New abortion law to be introduced in wake of referendum, according to Leo Varadkar. The proposed legislation will allow abortions during the first 12 weeks of pregnancy, and up to the 24th week in exceptional circumstances. Irish Minister for Health Simon Harris will seek the Cabinet’s backing on Tuesday to draft the new legislation. The result south of the border has shifted focus to Northern Ireland’s similarly strict abortion laws, with UK Prime Minister Theresa May facing calls to act. As a result of the vote, Northern Ireland will soon become the only part of the UK and Ireland with an almost blanket ban on terminations. Sinn Féin leader Mary Lou McDonald and her deputy Michelle O’Neill held up a sign saying, “The North is next.” The referendum repealing the constitutional ban on abortion in the South produced a conclusive majority for reform among men and women, nearly all age groups and across most counties. The final figures were 66.4% in favour of the change and 33.6% voting No.
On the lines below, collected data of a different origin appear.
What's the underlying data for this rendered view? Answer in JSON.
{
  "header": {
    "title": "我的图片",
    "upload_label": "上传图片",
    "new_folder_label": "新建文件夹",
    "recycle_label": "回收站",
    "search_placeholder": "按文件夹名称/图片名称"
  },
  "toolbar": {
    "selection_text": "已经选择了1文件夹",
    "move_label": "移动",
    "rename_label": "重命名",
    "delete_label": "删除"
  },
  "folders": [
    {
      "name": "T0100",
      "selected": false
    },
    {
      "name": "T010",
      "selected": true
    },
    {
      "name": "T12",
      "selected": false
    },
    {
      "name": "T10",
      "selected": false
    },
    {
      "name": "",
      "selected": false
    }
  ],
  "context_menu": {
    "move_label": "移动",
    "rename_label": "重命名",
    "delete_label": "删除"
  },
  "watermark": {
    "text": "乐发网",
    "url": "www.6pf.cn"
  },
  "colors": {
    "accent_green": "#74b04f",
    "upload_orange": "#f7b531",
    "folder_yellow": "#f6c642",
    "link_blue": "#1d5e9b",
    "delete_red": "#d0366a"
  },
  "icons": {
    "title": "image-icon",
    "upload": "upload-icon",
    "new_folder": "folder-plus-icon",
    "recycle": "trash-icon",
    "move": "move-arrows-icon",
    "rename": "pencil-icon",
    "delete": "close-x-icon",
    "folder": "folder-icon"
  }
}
Labour would be neutral in any border poll. In a speech at Queen’s University Belfast, Jeremy Corbyn said he was not asking for or advocating a referendum on Irish unity, but would ensure the Good Friday Agreement is implemented “to the letter.” It was Mr Corbyn’s first visit to Northern Ireland three years after becoming Labour Party leader. He used his speech to assert that Brexit must not lead to a hard border or damage the fragile political settlement in Northern Ireland. He also said there should not be a border in the Irish Sea. “Let me be clear, Labour will not support any Brexit deal that includes the return of a hard border to this island,” Mr Corbyn said. Mr corbyn also noted that “We are also clear there must be no effective border created in the Irish Sea either. And thus, “That is why Labour has put forward a plan that would go a long way to solving this issue, a plan for which I believe there is a majority in Westminster.”

North Korea’s Kim Jong-un ‘set on Trump summit’. The latest development followed a surprise meeting on Saturday between Mr Kim and the South’s Moon Jae-in, who said the North was “committed to denuclearisation.”It was the leaders’ second meeting in as many months. Earlier in the week President Trump had cancelled the 12 June summit in Singapore, citing the North’s “hostility.” On Saturday, however, he said that the date “hasn’t changed” and that things were “moving along very nicely.”The summit would be the culmination of diplomatic efforts that began this year to try to defuse what had threatened to become a military confrontation between the nuclear-armed communist North and the South and its US ally.

UK is playing hide and seek in talks, says EU negotiator. Addressing a gathering of jurists in Portugal on Saturday, Mr Barnier called for more clarity on the UK’s position, saying an effective negotiation was dependent on knowing what the other side wanted. He said the EU would be ready to accept movement on Theresa May’s “red lines” that insist Brexit must see the UK leave both the European single market and customs union. “The UK can change its mind,” he said, but stressed that “time is tight”. And that “If the UK wishes to modify its red lines, it will have to tell us so – the sooner the better,” he added. Mr Barnier’s comments come as the EU Withdrawal Bill is due to return to the House of Commons, having suffered another major defeat in the House of Lords. The PM faces a rebellion over her move to rule out any future membership of the customs union and single market. The government fears MPs may follow suit and attempt to amend the bill.

I don’t wish to be Prime Minister, says Jacob Rees-Mogg. Mr Rees-Mogg has been highly critical of Theresa May’s preferred option for a customs partnership with the EU and has questioned whether her government is still on track to deliver Brexit. He said the UK had made “a lot of compromises” during Brexit negotiations with Brussels and “nothing has come back.”However, he added: “I am reassured in the last week. I think the government is still committed. But there are concerns, inevitably, about the way the negotiations are proceeding.” He said the Prime Minister had made a “mistake” at the start of Brexit talks by unilaterally committing the UK to an open border with the Republic of Ireland, saying it was “overwhelmingly” in Ireland’s interests to have one too. “I think, if you are going into a negotiation, you should use your strongest cards and just to tear one of them up and set hares running on other issues is, I think, an error,” he said.